"The speed of light is created by our minds?" Then why do machines perceive it? Why do we notice no changes in it between minds? Why does all of our simple Physics work (e.g. refraction) assuming a fixed speed?
Just because you want it to be true doesn't make it true.
1. There's a bit where he puts a quote from Descartes next to a quote from himself.
2. "You might think you are cosmic. But I hope to convince you you are not cosmic, you are Earthlike. And it's all because of a hypothesis I had..."
3. And the inevitable "conclusions" slide where it turns out that his hypothesis solves (in some way which can't be explained in a twelve-minute talk) all the major problems of physics today (dark matter, grand unification etc)
So, Dr Ockels, I'm sticking you in the "provisional crackpot" bin, but if you'd like to explain your theories more carefully, on paper, and with a bunch more equations, I'll have a look at 'em.
However, I don't think he really explains a great deal. Much of his talk builds up upon itself, without ever seriously trying to back the claims.
Some have even questioned whether even the individual self perceives, and the very existence of a self and of minds, etc.
You don't have to be a crackpot to entertain such ideas. You just have to be interested in philosophy (or religion, as the Hindus came up with the idea that the entire world is illusory... many thousands of years ago).
I agree, but you can't claim to be doing physics at the same time.
Just because a thing cannot be expressed succinctly as a tautological formula(F=ma, etc) on a chalk board does not mean it's bunk, non-science and therefore worth completely ignoring.
The guy was a friggin astronaut and is a professor of physics! How many people have been to space? Do you think you'll ever go to space in your life? Probably not.
It's wise to listen up when one of just a few hundred human beings who have been to space says "hey, I've spent my life thinking about this based on my direct experience of having gone into space, and I want to share it with you because maybe you'll find it useful, and it might not even be perfectly true."

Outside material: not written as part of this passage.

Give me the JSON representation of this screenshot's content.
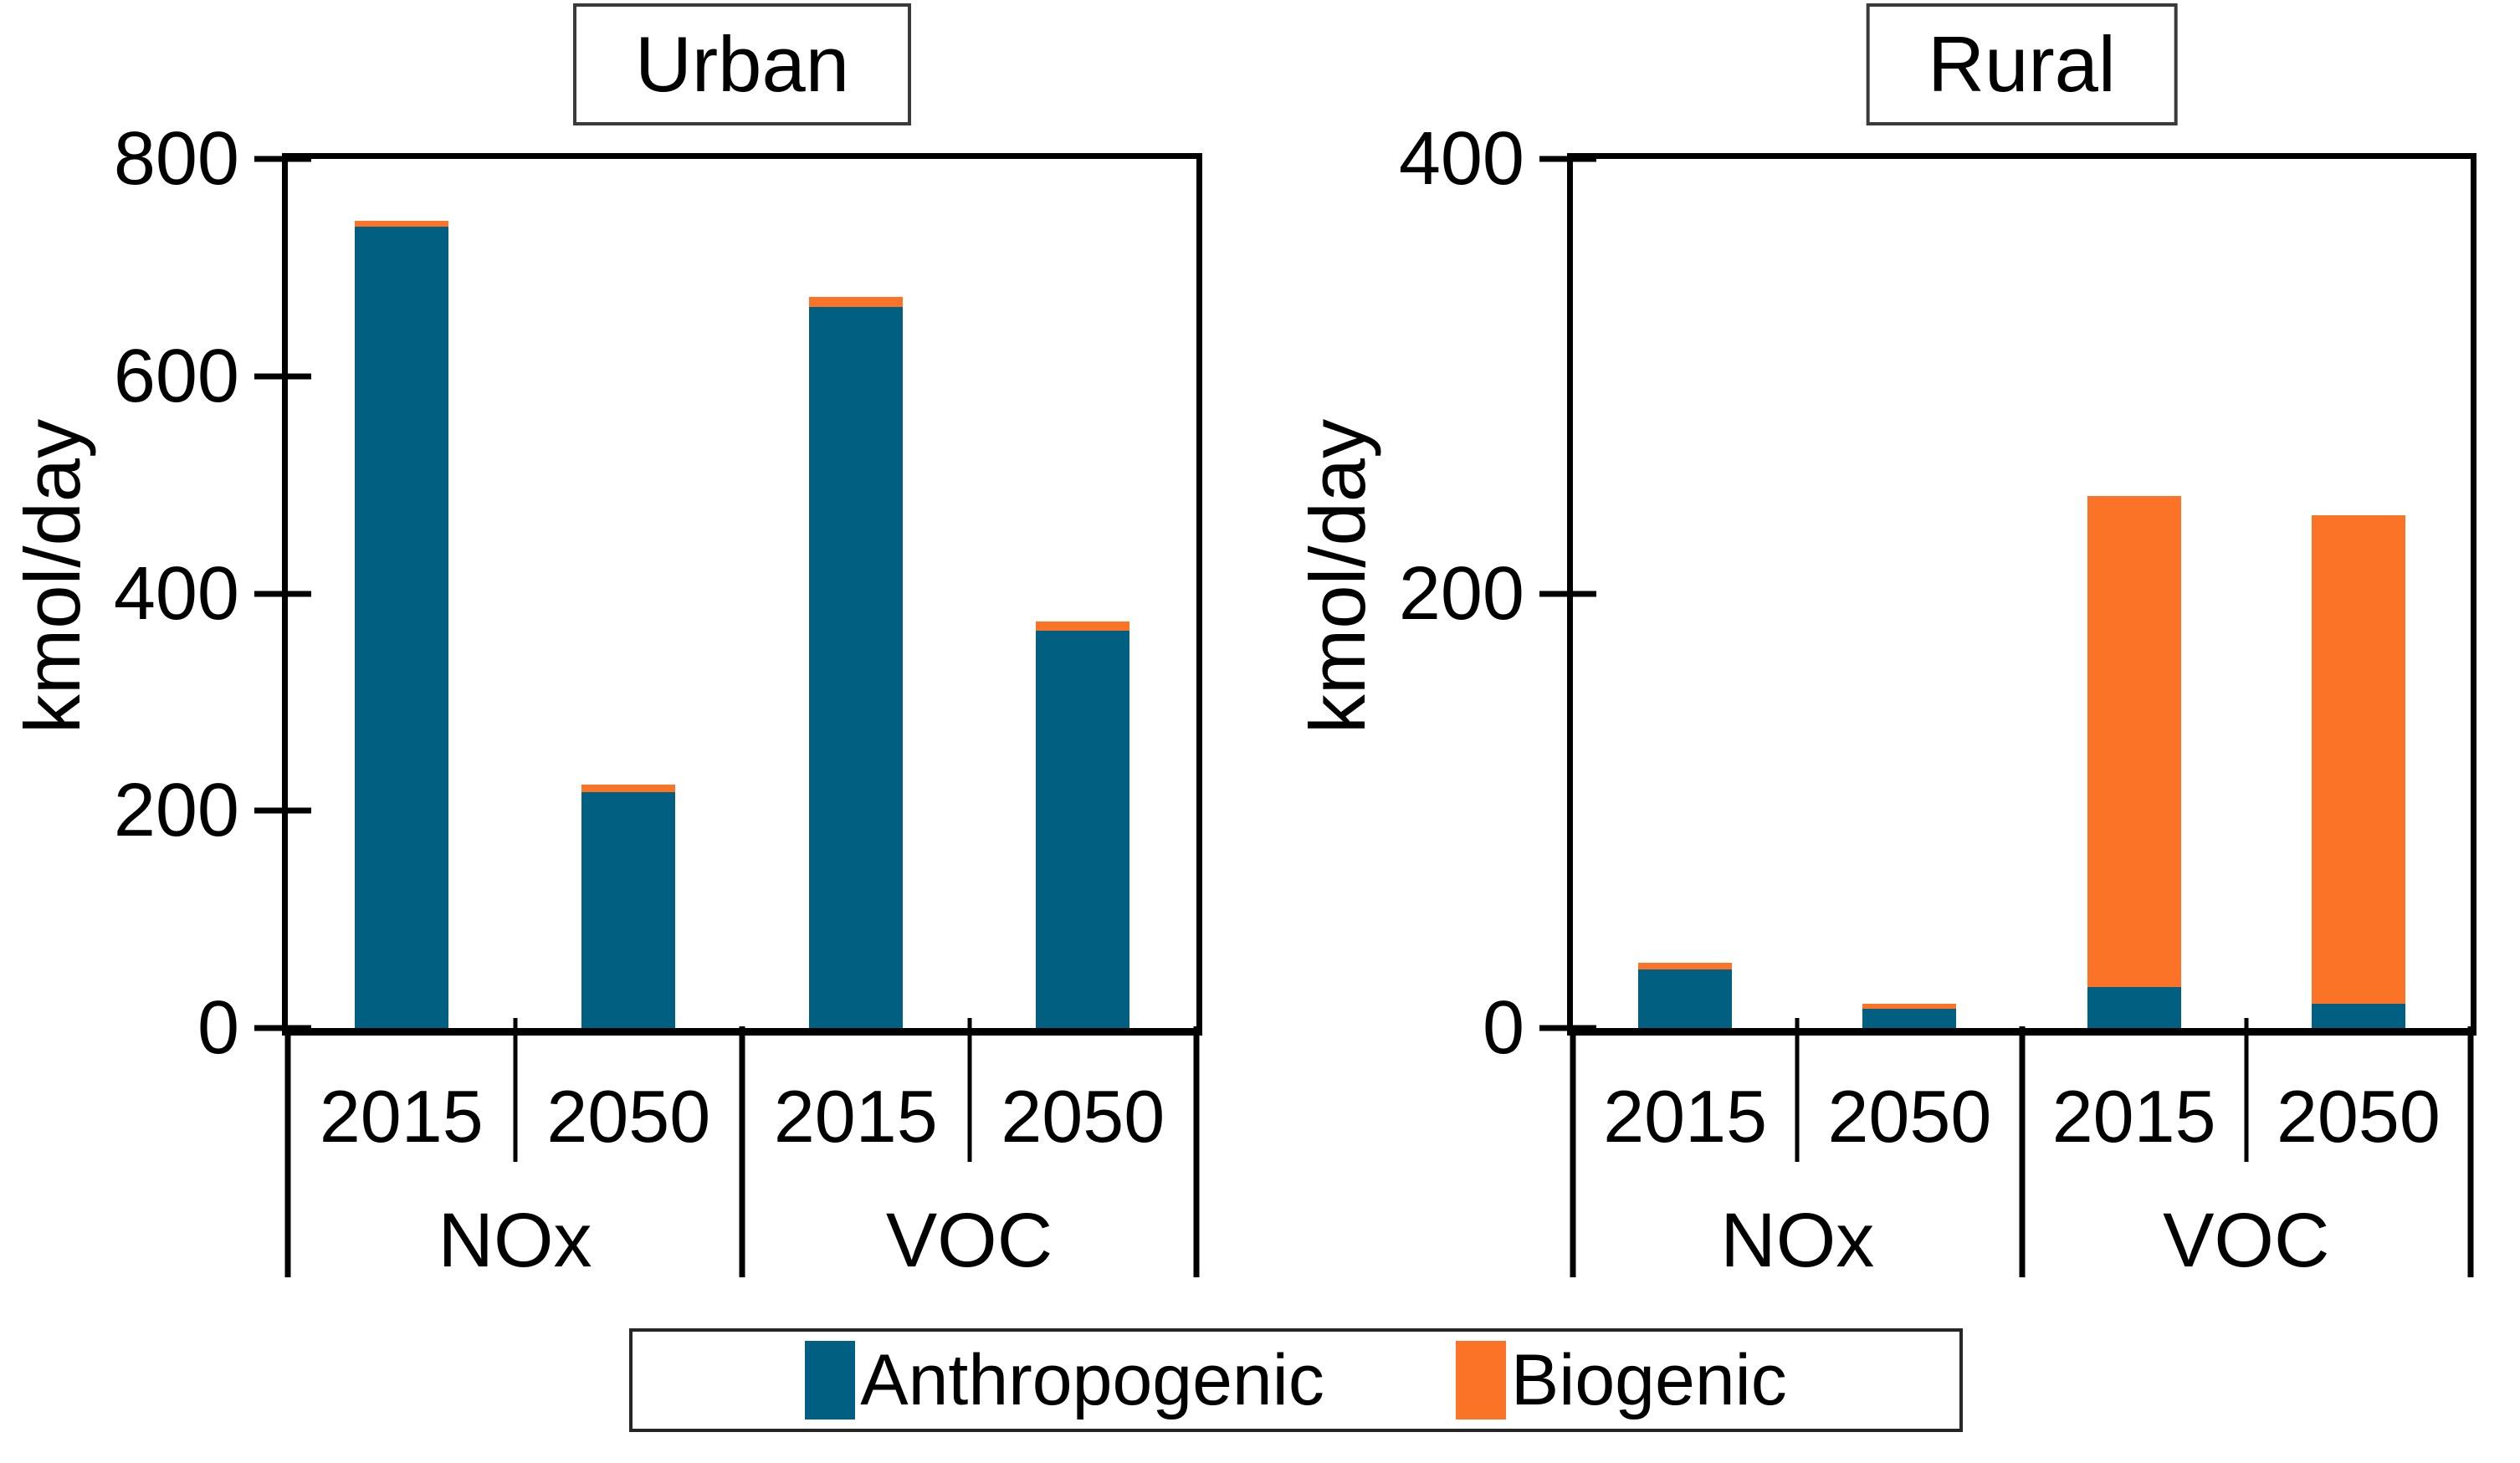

We would of course then not invent instruments that keep track of time. Is it possible that our clocks don't keep track of time, but of our notion of time. Just wondering??
1. We create (physical) reality to some extent at least. By thinking time exists, we are able to create something which can track the progression of something which only exists in our thoughts.

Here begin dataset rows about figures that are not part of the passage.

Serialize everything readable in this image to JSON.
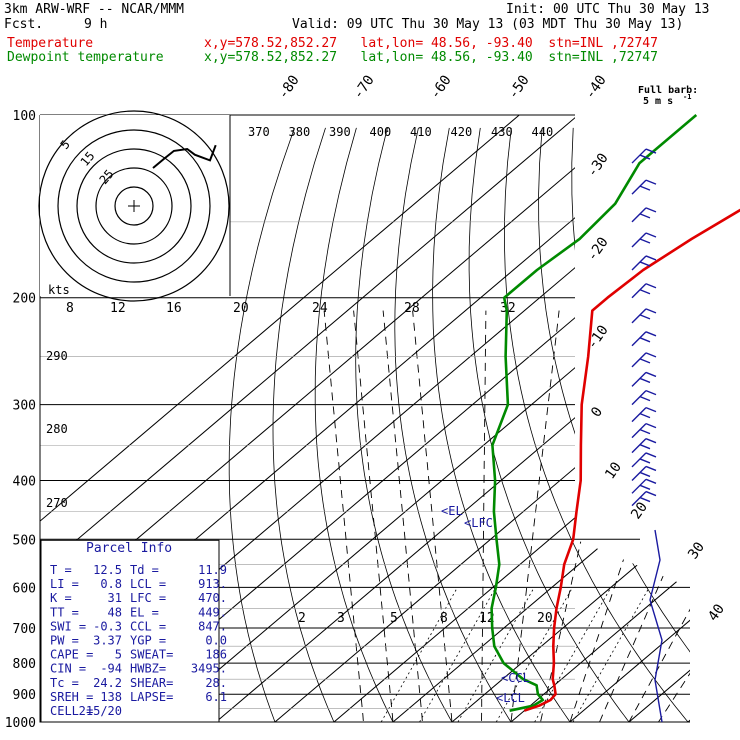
{
  "header": {
    "model": "3km ARW-WRF -- NCAR/MMM",
    "init": "Init: 00 UTC Thu 30 May 13",
    "fcst_label": "Fcst.",
    "fcst_hours": "9 h",
    "valid": "Valid: 09 UTC Thu 30 May 13 (03 MDT Thu 30 May 13)",
    "temp_label": "Temperature",
    "dew_label": "Dewpoint temperature",
    "location": "x,y=578.52,852.27   lat,lon= 48.56, -93.40  stn=INL ,72747"
  },
  "colors": {
    "temperature": "#e00000",
    "dewpoint": "#008a00",
    "hodograph": "#000000",
    "barbs": "#1a1aa0"
  },
  "barb_legend": {
    "title": "Full barb:",
    "value": "5 m s",
    "unit_exp": "-1"
  },
  "hodograph": {
    "unit_label": "kts",
    "ring_labels": [
      "5",
      "15",
      "25"
    ],
    "trace_u": [
      10,
      16,
      21,
      28,
      32,
      40,
      43
    ],
    "trace_v": [
      20,
      25,
      29,
      30,
      27,
      24,
      32
    ]
  },
  "parcel_info": {
    "title": "Parcel Info",
    "rows": [
      [
        "T  =",
        "12.5",
        "Td =",
        "11.9"
      ],
      [
        "LI =",
        "0.8",
        "LCL =",
        "913."
      ],
      [
        "K  =",
        "31",
        "LFC =",
        "470."
      ],
      [
        "TT =",
        "48",
        "EL  =",
        "449."
      ],
      [
        "SWI =",
        "-0.3",
        "CCL =",
        "847."
      ],
      [
        "PW =",
        "3.37",
        "YGP =",
        "0.0"
      ],
      [
        "CAPE =",
        "5",
        "SWEAT=",
        "186"
      ],
      [
        "CIN =",
        "-94",
        "HWBZ=",
        "3495."
      ],
      [
        "Tc =",
        "24.2",
        "SHEAR=",
        "28."
      ],
      [
        "SREH =",
        "138",
        "LAPSE=",
        "6.1"
      ],
      [
        "CELL =",
        "215/20",
        "",
        ""
      ]
    ]
  },
  "chart_data": {
    "type": "line",
    "diagram": "skew-T log-p",
    "pressure_levels": [
      "100",
      "200",
      "300",
      "400",
      "500",
      "600",
      "700",
      "800",
      "900",
      "1000"
    ],
    "isotherm_labels": [
      "-80",
      "-70",
      "-60",
      "-50",
      "-40",
      "-30",
      "-20",
      "-10",
      "0",
      "10",
      "20",
      "30",
      "40"
    ],
    "theta_labels": [
      "370",
      "380",
      "390",
      "400",
      "410",
      "420",
      "430",
      "440"
    ],
    "theta_e_labels": [
      "290",
      "280",
      "270"
    ],
    "mixing_ratio_labels_upper": [
      "8",
      "12",
      "16",
      "20",
      "24",
      "28",
      "32"
    ],
    "mixing_ratio_labels_lower": [
      "2",
      "3",
      "5",
      "8",
      "12",
      "20"
    ],
    "series": [
      {
        "name": "Temperature",
        "p": [
          958,
          940,
          920,
          900,
          870,
          850,
          800,
          750,
          700,
          650,
          600,
          550,
          500,
          450,
          400,
          350,
          300,
          250,
          210,
          200,
          180,
          160,
          140,
          120,
          100
        ],
        "t": [
          10.0,
          11.5,
          12.3,
          12.0,
          10.0,
          8.5,
          5.5,
          2.0,
          -1.5,
          -5.0,
          -8.5,
          -12.5,
          -16.0,
          -21.0,
          -26.5,
          -33.5,
          -41.5,
          -50.0,
          -58.5,
          -58.5,
          -58.0,
          -56.0,
          -53.0,
          -50.0,
          -45.0
        ]
      },
      {
        "name": "Dewpoint temperature",
        "p": [
          958,
          940,
          920,
          900,
          870,
          850,
          800,
          750,
          700,
          650,
          600,
          550,
          500,
          450,
          400,
          350,
          300,
          250,
          210,
          200,
          180,
          160,
          140,
          120,
          100
        ],
        "t": [
          7.5,
          10.5,
          11.0,
          9.0,
          7.0,
          3.5,
          -3.0,
          -8.0,
          -12.0,
          -16.0,
          -19.5,
          -23.5,
          -29.0,
          -35.0,
          -41.0,
          -48.5,
          -54.0,
          -64.0,
          -73.0,
          -76.0,
          -76.0,
          -75.0,
          -76.0,
          -80.0,
          -80.0
        ]
      }
    ],
    "annotations": [
      {
        "text": "EL",
        "p": 449
      },
      {
        "text": "LFC",
        "p": 470
      },
      {
        "text": "LCL",
        "p": 913
      },
      {
        "text": "CCL",
        "p": 847
      }
    ],
    "ylim": [
      1000,
      100
    ],
    "y_scale": "log"
  }
}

2. Jungian collective unconscious: we all seem to have the same idea of time. The sun rises, then sets, it doesn't re-wind part way through the day, or simply appear in the middle of the sky.
2b. Unless, of course, this is all a / your dream.
Not to say that this is impossible (just try to disprove it), just convoluted and counter to most of what we (seem to) know.
If by "original" you mean, in response to Hume's earlier statements on the origins of the idea of time. :-)
http://seop.leeds.ac.uk/entries/kant-hume-causality/
http://en.wikisource.org/wiki/Treatise_of_Human_Nature/Book_...
Sure Ancient Hindu and Buddhist mystics had said this about time using the language of religion, but it was only a century after Kant's era that the holy texts of those religions were translated for Europeans. Before then few Westerners would have even heard of Buddhism. Schopenhauer was one of the first Western philosophers to have read the Upanishads and other Eastern religious texts, and then to also work Eastern ideas into the historical backdrop of Western philosophy.
It's true that the value of the speed of light depends on units that are relevant to humans. To suggest that this implies something about physics is absurd. Physics is in fact independent of the actual value of the speed of light.
The idea that the speed of light in vacuum is constant in all reference frames is a postulate of special relativity. Both special relativity and general relativity are confirmed by numerous experiments.
Edit: Note this is also a TEDx talk, not regular TED.
Try to not take life so seriously. The speaker is being philosophical, which will not change the physics we have already documented but could help us think outside the proverbial box.
There is no information in this talk.
Go outside, get some sun, smell some flowers. Not all life is hard math. Most of science isn't even hard math. By the time science involves hard math, we usually have an intuitive sense of what the answer will be and just have to verify it. It takes an immense amount of aimless philosophical wandering to arrive at a question which has a mathematical answer.
Back when he was an astronaut, when his shuttle landed and he stood up in gravity for the first time, he felt like he was on an elevator going up at 1g. I think it's neat because his brain had learned during the space flight that any acceleration means motion. Once he was back on Earth, his brain had to re-learn that the constant 1g we feel does not mean motion.
I think that has more implications for how our brain works and interprets stimuli than it does physics, but it's still neat.
Wow. Spoken like a true theoretical scientist. Of course they're right; time will show they're all right. Except those others who only thought they were right: they're morons.